On March 18, 2026, U.S. Senator Marsha Blackburn issued an artificial intelligence (“AI”) legislative framework discussion draft (“AI Discussion Draft”) titled the “Trump America AI Act.” According to Senator Blackburn, this intends to codify President Trump’s December 11, 2025, executive order for establishing a uniform federal AI policy. Senator Blackburn stated, “[President Trump] called on Congress to pass federal standards and protections to solve the patchwork of state laws that has hindered AI innovation.” The AI Discussion Draft, per Senator Blackburn, is intended to broadly protect “children, creators, conservatives, and communities from exploitation, abuse, and censorship and ensure American AI companies can innovate without cumbersome regulation.”
Scope
The AI Discussion Draft, as written, establishes a wide‑ranging federal framework for AI, organized into 17 titles that fall into several major thematic areas. As summarized by Sen. Blackburn’s office, the AI Discussion Draft includes:
- Safety and Protection measures include developer duties of care for AI chatbots, safeguards for minors through the Kids Online Safety Act, restrictions on AI companions for minors, and requirements for transparency, provenance, and watermarking of synthetic content.
- Governance, Accountability, and Liability provisions create reporting obligations for AI‑driven job impacts, repeal Section 230 of the Communications Act, define liability standards for developers and deployers, require audits of high‑risk AI systems, and mandate registration of foreign AI developers.

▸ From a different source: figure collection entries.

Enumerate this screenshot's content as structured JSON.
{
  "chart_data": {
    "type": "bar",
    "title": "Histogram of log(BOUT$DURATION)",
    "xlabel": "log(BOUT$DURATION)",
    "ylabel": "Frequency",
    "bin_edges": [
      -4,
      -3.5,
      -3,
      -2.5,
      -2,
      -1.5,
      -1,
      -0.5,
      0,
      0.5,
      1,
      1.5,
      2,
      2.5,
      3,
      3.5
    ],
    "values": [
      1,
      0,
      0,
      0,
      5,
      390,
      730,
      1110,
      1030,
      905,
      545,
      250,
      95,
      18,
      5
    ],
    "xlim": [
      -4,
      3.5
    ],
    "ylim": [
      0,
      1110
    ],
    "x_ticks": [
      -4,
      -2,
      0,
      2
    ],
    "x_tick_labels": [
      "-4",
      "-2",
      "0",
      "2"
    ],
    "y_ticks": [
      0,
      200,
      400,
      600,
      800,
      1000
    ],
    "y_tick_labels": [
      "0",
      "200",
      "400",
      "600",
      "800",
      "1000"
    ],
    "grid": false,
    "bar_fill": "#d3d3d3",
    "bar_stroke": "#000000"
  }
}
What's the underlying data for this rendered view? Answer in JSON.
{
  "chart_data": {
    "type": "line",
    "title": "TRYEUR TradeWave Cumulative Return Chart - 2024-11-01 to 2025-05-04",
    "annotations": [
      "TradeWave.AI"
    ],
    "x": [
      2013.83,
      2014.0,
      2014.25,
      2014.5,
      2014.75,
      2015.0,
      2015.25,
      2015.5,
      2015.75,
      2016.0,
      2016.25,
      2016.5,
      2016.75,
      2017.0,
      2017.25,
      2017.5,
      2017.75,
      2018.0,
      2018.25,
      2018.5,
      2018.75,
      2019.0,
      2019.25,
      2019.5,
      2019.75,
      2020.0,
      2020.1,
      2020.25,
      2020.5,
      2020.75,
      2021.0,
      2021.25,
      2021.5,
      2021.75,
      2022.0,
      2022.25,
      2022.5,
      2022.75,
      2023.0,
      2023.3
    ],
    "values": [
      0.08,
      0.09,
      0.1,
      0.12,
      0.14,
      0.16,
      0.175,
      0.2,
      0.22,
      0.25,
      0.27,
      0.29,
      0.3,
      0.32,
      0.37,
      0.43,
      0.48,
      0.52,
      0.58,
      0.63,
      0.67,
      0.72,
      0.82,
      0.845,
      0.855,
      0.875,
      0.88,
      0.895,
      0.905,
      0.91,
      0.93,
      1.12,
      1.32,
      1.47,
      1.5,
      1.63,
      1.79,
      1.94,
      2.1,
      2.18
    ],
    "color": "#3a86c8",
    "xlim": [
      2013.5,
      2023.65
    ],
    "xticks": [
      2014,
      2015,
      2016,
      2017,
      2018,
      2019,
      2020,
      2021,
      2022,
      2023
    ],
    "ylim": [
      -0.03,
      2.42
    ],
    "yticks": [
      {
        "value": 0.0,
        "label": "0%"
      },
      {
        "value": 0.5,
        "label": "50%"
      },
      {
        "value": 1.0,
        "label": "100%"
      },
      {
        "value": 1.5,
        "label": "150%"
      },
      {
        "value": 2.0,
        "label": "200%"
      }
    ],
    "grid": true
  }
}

- Risk Management and National Security components establish a federal evaluation program for advanced AI systems, and address risks such as loss‑of‑control scenarios, weaponization, threat to critical infrastructure, and erosion of civil liberties.
- Innovation, Research, and Standards aims to promote voluntary AI standards, testbeds, and international cooperation, establish the National AI Research Resource, expand public data resources, and implement federal grand challenge prize competitions.
- Intellectual Property, Copyright, and Digital Identity reforms include voice and likeness protections, subpoena authority for AI training data usage, and provisions seeking to establish that AI training and certain derivative uses are not fair use under the Copyright Act.
- Federal Agency AI Use and Infrastructure provisions require agencies to procure “unbiased” AI models and impose protections for electricity ratepayers regarding data‑center infrastructure owned by private companies.
Next Steps and Takeaway
As a discussion draft, it is unclear whether Sen. Blackburn’s bill will begin standard legislative proceedings, such as presentation to appropriate Senate committees, or whether – true to its name – the next steps are more informal stakeholder discussions. If the latter, the next steps would generally involve gathering feedback from federal agencies and private sector organizations that may be affected by the proposed legislation, in addition to engaging with other Senators in efforts to build a viable coalition of sponsors and support. Given the breadth and complexity of the current AI Discussion Draft, stakeholders across the political spectrum and the technology ecosystem should anticipate an extended period of negotiation, amendment, and potential restructuring before any final legislative text emerges.